The past 30 days
It has been more than a month since I left the last company that I worked with. I was forced to resign for the very reasons that I was “challenging” our chief’s authority and that my writing did not pass the so-called standard set by the company — which I am afraid, there’s no such thing, especially when I read the things that they publish online. I am not saying this out of bitterness of heart; rather, I am just stating a fact since I am not new in the field of creative writing and journalism. If my former professor and editor-in-chief was alive, he would probably scold that person, who’s at the helm of the online newspaper that I used to work with.
Pondering about what has transpired in the past 30+ days, made me question my integrity and capability as an editor, journalist, and creative writer. Perhaps, I am not good at writing at all, and I have a bloated ego that disallows me to follow what the authorities want me to do. These things made me feel small and the sense of inferiority that I have had for many years due to unhealed childhood traumas caused by my foster mom (this is another story) resurfaced. I thought that I had passed through it, but I did not. The only consolation that I have right now is that I still have that deep love for writing — not only for self-expression — but also for sharing valuable information with other people through news, critical analyses, and creative pieces.
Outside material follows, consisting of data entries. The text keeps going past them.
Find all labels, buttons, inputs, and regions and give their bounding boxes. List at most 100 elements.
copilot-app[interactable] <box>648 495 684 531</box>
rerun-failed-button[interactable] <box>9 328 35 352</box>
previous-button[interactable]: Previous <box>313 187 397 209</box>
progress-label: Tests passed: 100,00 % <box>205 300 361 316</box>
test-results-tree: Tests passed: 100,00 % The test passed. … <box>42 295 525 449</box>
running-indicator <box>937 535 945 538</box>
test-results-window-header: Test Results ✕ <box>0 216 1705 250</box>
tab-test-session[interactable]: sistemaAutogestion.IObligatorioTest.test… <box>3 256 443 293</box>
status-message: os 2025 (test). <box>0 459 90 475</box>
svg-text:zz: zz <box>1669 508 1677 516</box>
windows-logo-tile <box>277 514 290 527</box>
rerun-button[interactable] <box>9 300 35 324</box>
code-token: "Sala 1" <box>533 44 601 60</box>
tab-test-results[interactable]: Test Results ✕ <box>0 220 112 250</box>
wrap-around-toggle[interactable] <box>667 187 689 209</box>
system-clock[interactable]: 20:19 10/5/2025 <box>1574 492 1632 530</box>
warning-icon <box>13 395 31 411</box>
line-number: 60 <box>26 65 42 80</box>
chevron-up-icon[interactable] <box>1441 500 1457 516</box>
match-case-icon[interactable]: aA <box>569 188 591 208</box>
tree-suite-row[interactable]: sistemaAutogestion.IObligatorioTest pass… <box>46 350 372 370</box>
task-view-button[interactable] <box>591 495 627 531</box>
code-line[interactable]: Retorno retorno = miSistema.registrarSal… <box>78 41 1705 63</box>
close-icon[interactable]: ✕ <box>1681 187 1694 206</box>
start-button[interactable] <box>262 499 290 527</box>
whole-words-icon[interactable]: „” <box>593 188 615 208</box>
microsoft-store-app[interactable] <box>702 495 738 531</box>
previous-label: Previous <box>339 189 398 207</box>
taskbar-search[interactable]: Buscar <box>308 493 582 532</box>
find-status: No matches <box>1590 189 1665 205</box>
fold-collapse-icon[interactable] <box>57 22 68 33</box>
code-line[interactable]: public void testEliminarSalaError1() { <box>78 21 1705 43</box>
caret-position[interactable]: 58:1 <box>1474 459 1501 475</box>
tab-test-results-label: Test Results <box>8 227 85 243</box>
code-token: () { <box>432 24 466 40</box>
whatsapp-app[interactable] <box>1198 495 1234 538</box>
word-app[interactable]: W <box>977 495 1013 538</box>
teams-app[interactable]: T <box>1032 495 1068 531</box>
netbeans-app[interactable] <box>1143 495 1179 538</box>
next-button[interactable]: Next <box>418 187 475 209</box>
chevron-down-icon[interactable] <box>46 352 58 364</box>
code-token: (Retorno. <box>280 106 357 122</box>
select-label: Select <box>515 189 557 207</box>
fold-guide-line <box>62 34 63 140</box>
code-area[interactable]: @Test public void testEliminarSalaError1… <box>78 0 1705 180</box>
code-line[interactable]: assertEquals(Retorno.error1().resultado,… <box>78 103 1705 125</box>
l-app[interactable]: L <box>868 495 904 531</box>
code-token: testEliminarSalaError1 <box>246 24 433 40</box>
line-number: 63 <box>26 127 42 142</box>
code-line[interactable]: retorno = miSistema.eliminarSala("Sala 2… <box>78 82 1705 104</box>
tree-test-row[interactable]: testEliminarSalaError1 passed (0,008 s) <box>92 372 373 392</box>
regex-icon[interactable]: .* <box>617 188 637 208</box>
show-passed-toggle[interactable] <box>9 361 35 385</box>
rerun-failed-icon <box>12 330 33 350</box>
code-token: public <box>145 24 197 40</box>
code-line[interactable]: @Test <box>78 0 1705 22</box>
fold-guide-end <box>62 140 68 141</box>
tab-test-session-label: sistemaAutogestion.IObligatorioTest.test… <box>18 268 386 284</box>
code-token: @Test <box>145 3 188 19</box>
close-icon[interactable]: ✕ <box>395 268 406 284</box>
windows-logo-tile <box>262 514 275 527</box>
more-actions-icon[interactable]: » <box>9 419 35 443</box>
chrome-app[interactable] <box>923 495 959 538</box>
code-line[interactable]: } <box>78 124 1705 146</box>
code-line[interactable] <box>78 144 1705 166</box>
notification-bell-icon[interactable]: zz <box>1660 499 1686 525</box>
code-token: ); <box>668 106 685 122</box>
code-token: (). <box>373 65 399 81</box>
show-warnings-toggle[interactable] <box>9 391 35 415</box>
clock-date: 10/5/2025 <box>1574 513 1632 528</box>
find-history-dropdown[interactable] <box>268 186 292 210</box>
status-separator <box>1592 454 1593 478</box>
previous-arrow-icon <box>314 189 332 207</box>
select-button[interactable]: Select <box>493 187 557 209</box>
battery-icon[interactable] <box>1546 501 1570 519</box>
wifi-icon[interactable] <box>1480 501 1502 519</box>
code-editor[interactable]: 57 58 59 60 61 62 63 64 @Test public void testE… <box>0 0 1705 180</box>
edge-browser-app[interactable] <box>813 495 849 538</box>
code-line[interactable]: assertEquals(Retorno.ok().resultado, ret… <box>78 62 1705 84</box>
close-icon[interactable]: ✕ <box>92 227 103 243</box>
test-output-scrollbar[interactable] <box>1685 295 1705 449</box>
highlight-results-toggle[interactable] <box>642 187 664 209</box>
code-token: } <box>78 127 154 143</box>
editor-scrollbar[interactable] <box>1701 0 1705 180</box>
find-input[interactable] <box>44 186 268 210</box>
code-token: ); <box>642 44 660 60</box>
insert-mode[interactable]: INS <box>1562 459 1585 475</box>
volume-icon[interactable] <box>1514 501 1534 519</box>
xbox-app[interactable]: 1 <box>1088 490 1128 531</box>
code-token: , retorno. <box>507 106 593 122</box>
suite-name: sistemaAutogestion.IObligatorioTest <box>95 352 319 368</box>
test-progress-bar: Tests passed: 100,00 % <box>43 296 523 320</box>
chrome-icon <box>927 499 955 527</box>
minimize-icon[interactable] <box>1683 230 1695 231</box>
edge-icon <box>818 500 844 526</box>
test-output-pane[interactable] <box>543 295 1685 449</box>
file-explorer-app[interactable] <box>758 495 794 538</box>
Until now, I have been trying to give sense to what had happened and trying to see the positive side of things which I find somehow difficult knowing my Capricornian nature. What makes things more difficult is that I cannot tell my foster mom about this for she would receive the news negatively and it will end up with a shouting match. Moreover, I also do not want to upset her for the bad news will take its toll on her health (she is already 73 years old and hypertensive). Nevertheless, I thank God for having an understanding wife, who knew what really happened on that fateful day of 18 October 2023.
On the other hand, good things started to unfold, and I am happy to unlearn and relearn the things that I know to become a better writer, editor, and culture and literary critic. Besides, there is nothing to do but to get better. Praise be to God through Jesus Christ our Lord and Savior! Amen!